Calculate the volume of O2 required for the production of 0.3 moles of Fe2O3
Answers
Answer:
10.08 liters of O2 are required for producing 0.3 moles of Fe2O3
Explanation:
4 Fe + 3 O2 ---> 2 Fe2O3
3 moles of O2 = 2 Moles Fe2O3
? Moles of O2 = 0.3 moles of Fe2O3
Moles of O2 = (0.3 × 3)/2 = 0.9/2 = 0.45 moles of O2
1 mole = 22.4l of O2 at STP
0.45 moles = ? liters of O2
0.45 × 22.4 = 10.08 liters of O2
Therefore, 10.09 Litre of Oxygen is required for the production of 0.3 moles of Fe₂O₃.

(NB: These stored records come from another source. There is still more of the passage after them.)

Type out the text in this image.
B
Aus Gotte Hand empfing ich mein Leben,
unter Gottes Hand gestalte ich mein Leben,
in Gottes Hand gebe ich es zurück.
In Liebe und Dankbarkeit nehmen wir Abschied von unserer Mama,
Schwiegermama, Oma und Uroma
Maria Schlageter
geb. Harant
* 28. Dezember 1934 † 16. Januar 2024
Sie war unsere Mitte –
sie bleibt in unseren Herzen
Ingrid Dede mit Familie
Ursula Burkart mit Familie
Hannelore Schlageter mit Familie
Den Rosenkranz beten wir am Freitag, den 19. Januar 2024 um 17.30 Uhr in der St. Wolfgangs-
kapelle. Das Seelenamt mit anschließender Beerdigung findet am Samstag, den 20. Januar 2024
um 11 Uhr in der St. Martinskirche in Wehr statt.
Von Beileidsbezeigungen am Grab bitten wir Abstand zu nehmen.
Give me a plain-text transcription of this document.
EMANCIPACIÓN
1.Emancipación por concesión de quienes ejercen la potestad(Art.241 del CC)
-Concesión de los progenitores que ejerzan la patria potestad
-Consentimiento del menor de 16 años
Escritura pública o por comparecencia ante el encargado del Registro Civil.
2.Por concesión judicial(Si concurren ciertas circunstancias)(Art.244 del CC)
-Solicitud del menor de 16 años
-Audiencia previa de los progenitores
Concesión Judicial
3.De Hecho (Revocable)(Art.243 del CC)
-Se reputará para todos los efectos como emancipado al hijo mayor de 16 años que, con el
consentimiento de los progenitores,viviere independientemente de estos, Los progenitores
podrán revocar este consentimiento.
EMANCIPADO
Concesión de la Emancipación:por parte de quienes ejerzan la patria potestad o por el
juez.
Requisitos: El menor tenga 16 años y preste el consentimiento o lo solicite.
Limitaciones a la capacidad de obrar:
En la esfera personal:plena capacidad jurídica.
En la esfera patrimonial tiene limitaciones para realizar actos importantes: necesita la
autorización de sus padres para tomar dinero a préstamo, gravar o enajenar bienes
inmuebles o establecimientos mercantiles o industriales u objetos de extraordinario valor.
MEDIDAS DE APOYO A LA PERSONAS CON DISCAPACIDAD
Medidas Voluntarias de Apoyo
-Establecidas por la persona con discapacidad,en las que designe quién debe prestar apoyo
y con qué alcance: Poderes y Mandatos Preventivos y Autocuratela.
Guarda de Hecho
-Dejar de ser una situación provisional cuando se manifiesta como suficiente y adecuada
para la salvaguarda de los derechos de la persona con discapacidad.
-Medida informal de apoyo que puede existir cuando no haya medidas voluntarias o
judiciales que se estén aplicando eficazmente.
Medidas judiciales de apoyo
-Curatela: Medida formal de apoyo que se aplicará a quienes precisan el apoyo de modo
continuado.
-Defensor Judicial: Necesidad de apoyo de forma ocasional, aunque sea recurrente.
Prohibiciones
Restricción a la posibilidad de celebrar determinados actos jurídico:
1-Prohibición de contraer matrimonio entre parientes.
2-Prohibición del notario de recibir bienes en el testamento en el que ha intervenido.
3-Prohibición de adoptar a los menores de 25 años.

The volume of O₂ required for the production of 0.3 moles of Fe₂O₃ are discussed below -
Given: Number of moles of Fe₂O₃ = 0.3
To find The volume of oxygen required for the production of 0.3 Fe₂O₃
Solution:
The balanced chemical reaction which takes place for the formation of Fe₂O₃ are -
4Fe + 3O₂ ---> 2Fe₂O₃
So from the law of conservation of mass, three moles of oxygen is required to produce two moles of Fe₂O₃.
So, 0.3 moles of Fe₂O₃ will require 3/2×0.3 moles of oxygen.

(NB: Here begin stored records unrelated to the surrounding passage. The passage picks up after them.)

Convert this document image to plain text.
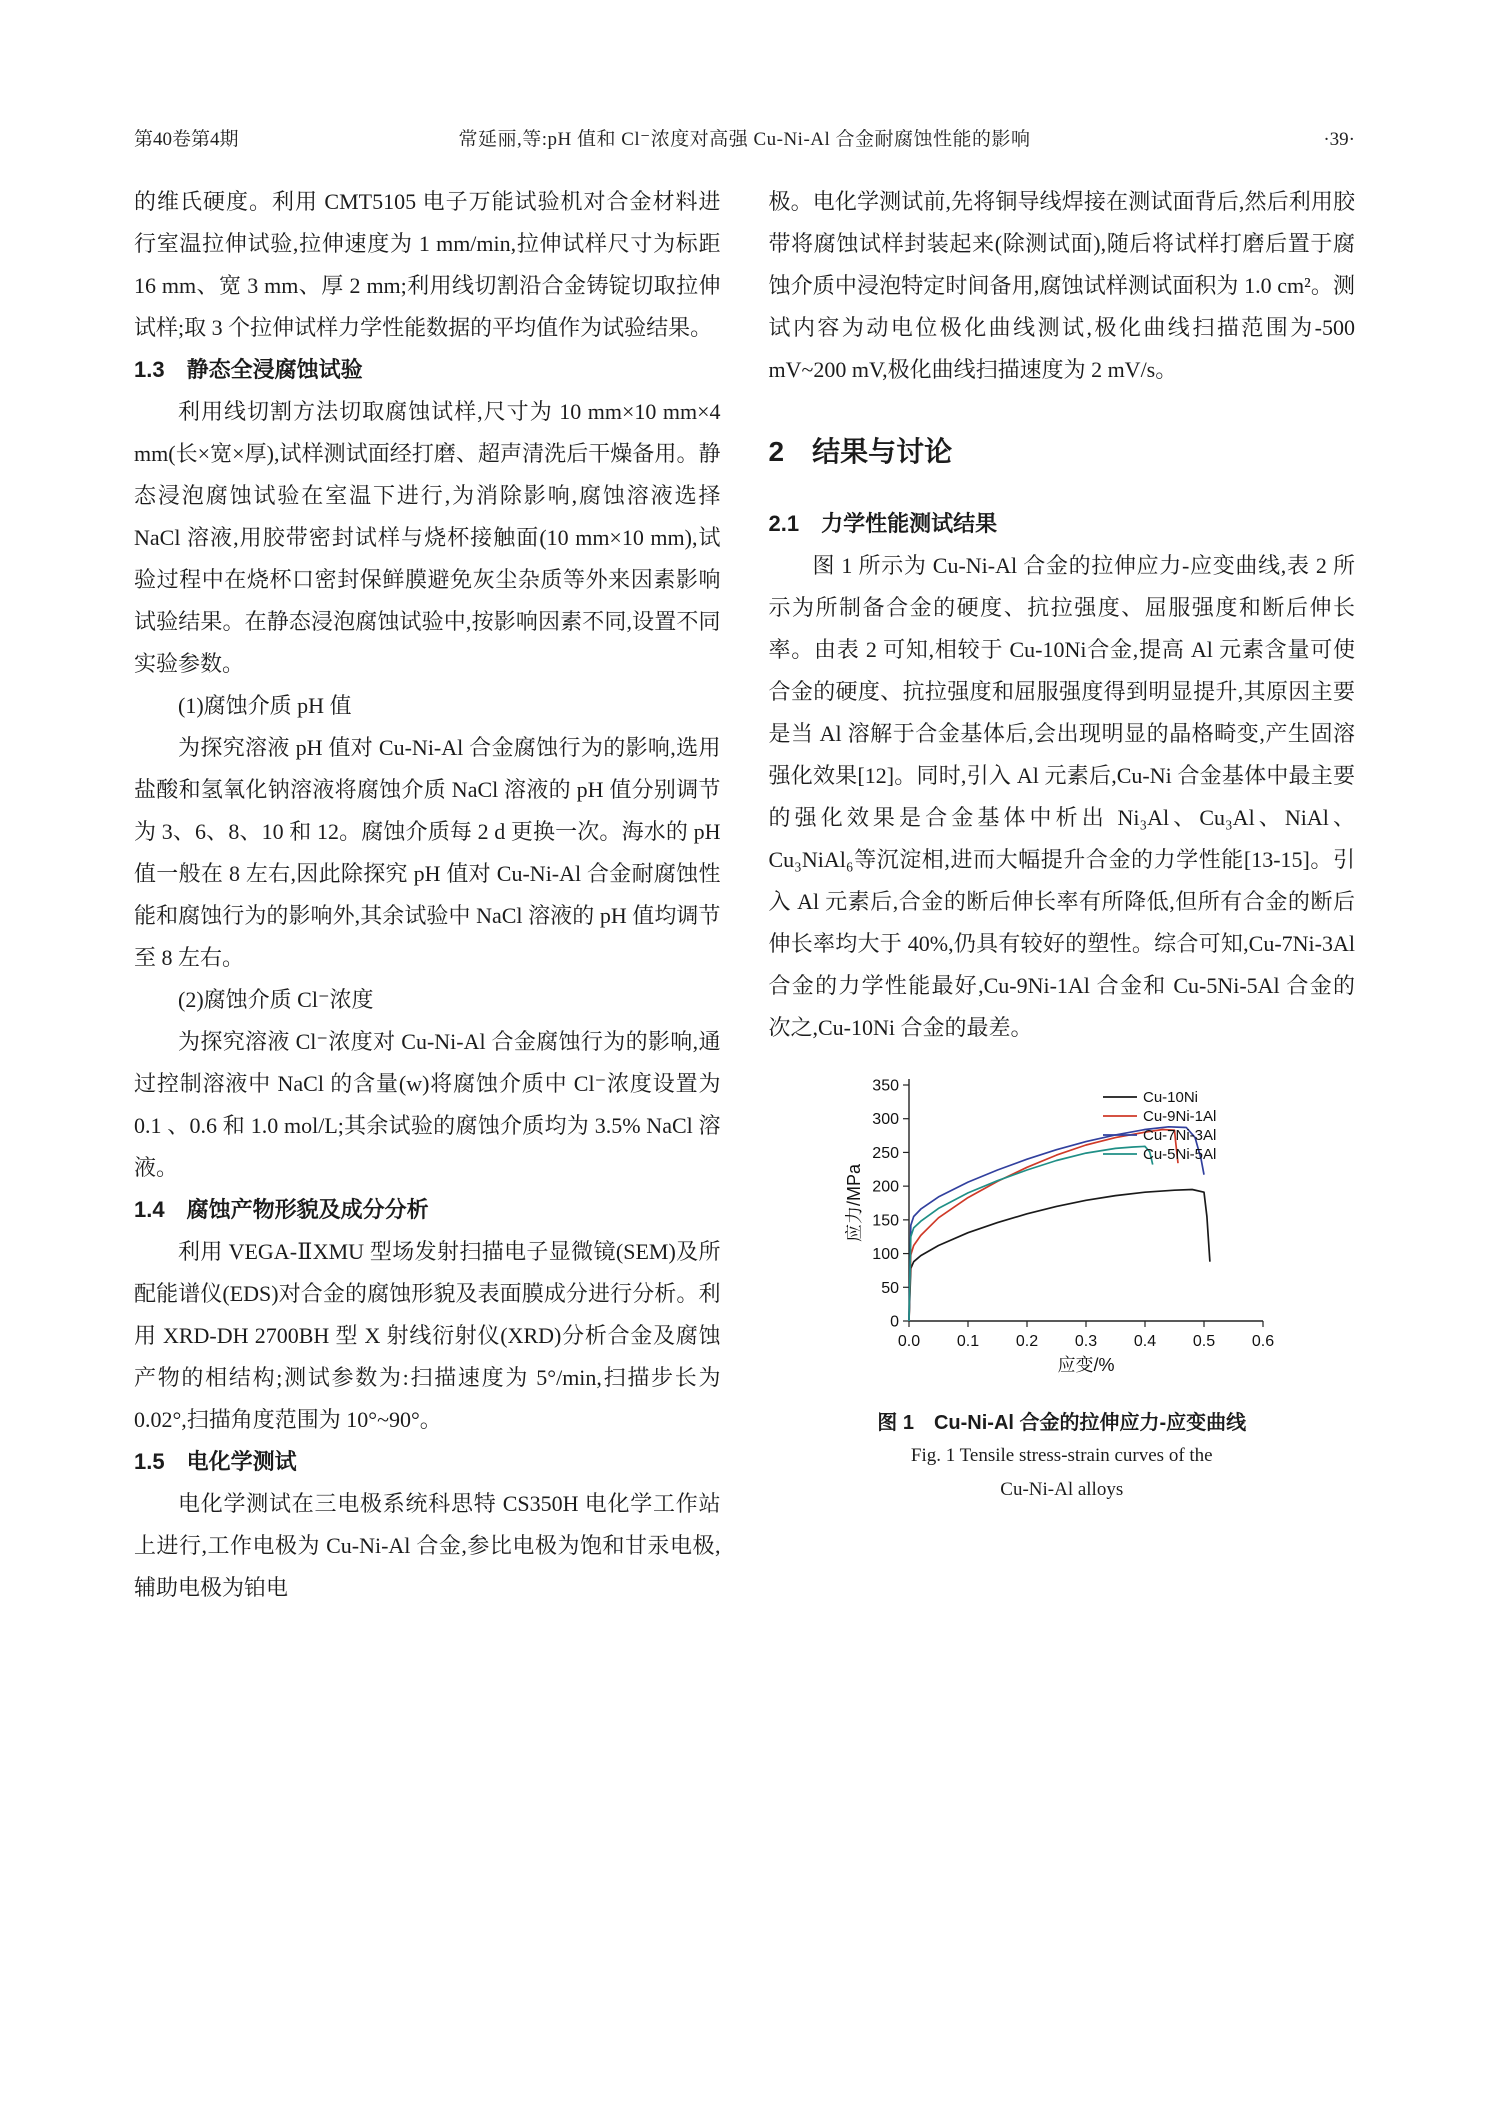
第40卷第4期	常延丽,等:pH 值和 Cl⁻浓度对高强 Cu-Ni-Al 合金耐腐蚀性能的影响	·39·

的维氏硬度。利用 CMT5105 电子万能试验机对合金材料进行室温拉伸试验,拉伸速度为 1 mm/min,拉伸试样尺寸为标距 16 mm、宽 3 mm、厚 2 mm;利用线切割沿合金铸锭切取拉伸试样;取 3 个拉伸试样力学性能数据的平均值作为试验结果。

1.3　静态全浸腐蚀试验

利用线切割方法切取腐蚀试样,尺寸为 10 mm×10 mm×4 mm(长×宽×厚),试样测试面经打磨、超声清洗后干燥备用。静态浸泡腐蚀试验在室温下进行,为消除影响,腐蚀溶液选择 NaCl 溶液,用胶带密封试样与烧杯接触面(10 mm×10 mm),试验过程中在烧杯口密封保鲜膜避免灰尘杂质等外来因素影响试验结果。在静态浸泡腐蚀试验中,按影响因素不同,设置不同实验参数。

(1)腐蚀介质 pH 值

为探究溶液 pH 值对 Cu-Ni-Al 合金腐蚀行为的影响,选用盐酸和氢氧化钠溶液将腐蚀介质 NaCl 溶液的 pH 值分别调节为 3、6、8、10 和 12。腐蚀介质每 2 d 更换一次。海水的 pH 值一般在 8 左右,因此除探究 pH 值对 Cu-Ni-Al 合金耐腐蚀性能和腐蚀行为的影响外,其余试验中 NaCl 溶液的 pH 值均调节至 8 左右。

(2)腐蚀介质 Cl⁻浓度

为探究溶液 Cl⁻浓度对 Cu-Ni-Al 合金腐蚀行为的影响,通过控制溶液中 NaCl 的含量(w)将腐蚀介质中 Cl⁻浓度设置为 0.1 、0.6 和 1.0 mol/L;其余试验的腐蚀介质均为 3.5% NaCl 溶液。

1.4　腐蚀产物形貌及成分分析

利用 VEGA-ⅡXMU 型场发射扫描电子显微镜(SEM)及所配能谱仪(EDS)对合金的腐蚀形貌及表面膜成分进行分析。利用 XRD-DH 2700BH 型 X 射线衍射仪(XRD)分析合金及腐蚀产物的相结构;测试参数为:扫描速度为 5°/min,扫描步长为 0.02°,扫描角度范围为 10°~90°。

1.5　电化学测试

电化学测试在三电极系统科思特 CS350H 电化学工作站上进行,工作电极为 Cu-Ni-Al 合金,参比电极为饱和甘汞电极,辅助电极为铂电

极。电化学测试前,先将铜导线焊接在测试面背后,然后利用胶带将腐蚀试样封装起来(除测试面),随后将试样打磨后置于腐蚀介质中浸泡特定时间备用,腐蚀试样测试面积为 1.0 cm²。测试内容为动电位极化曲线测试,极化曲线扫描范围为-500 mV~200 mV,极化曲线扫描速度为 2 mV/s。

2　结果与讨论
2.1　力学性能测试结果

图 1 所示为 Cu-Ni-Al 合金的拉伸应力-应变曲线,表 2 所示为所制备合金的硬度、抗拉强度、屈服强度和断后伸长率。由表 2 可知,相较于 Cu-10Ni合金,提高 Al 元素含量可使合金的硬度、抗拉强度和屈服强度得到明显提升,其原因主要是当 Al 溶解于合金基体后,会出现明显的晶格畸变,产生固溶强化效果[12]。同时,引入 Al 元素后,Cu-Ni 合金基体中最主要的强化效果是合金基体中析出 Ni₃Al、Cu₃Al、NiAl、Cu₃NiAl₆等沉淀相,进而大幅提升合金的力学性能[13-15]。引入 Al 元素后,合金的断后伸长率有所降低,但所有合金的断后伸长率均大于 40%,仍具有较好的塑性。综合可知,Cu-7Ni-3Al 合金的力学性能最好,Cu-9Ni-1Al 合金和 Cu-5Ni-5Al 合金的次之,Cu-10Ni 合金的最差。

0
50
100
150
200
250
300
350
0.0 0.1 0.2 0.3 0.4 0.5 0.6
应变/%
应力/MPa
Cu-10Ni
Cu-9Ni-1Al
Cu-7Ni-3Al
Cu-5Ni-5Al

图 1　Cu-Ni-Al 合金的拉伸应力-应变曲线

Fig. 1 Tensile stress-strain curves of the

Cu-Ni-Al alloys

Therefore, 0.45 moles of oxygen is required to produce 0.3 moles of Fe₂O₃
Now as we know, 1 mole of any element occupies 22.4 Litre of volume.
Therefore, 0.45 moles of Oxygen occupies 22.4×0.45 L of volume.
Therefore, 10.09 L of Oxygen is required for the production of 0.3 moles of Fe₂O₃.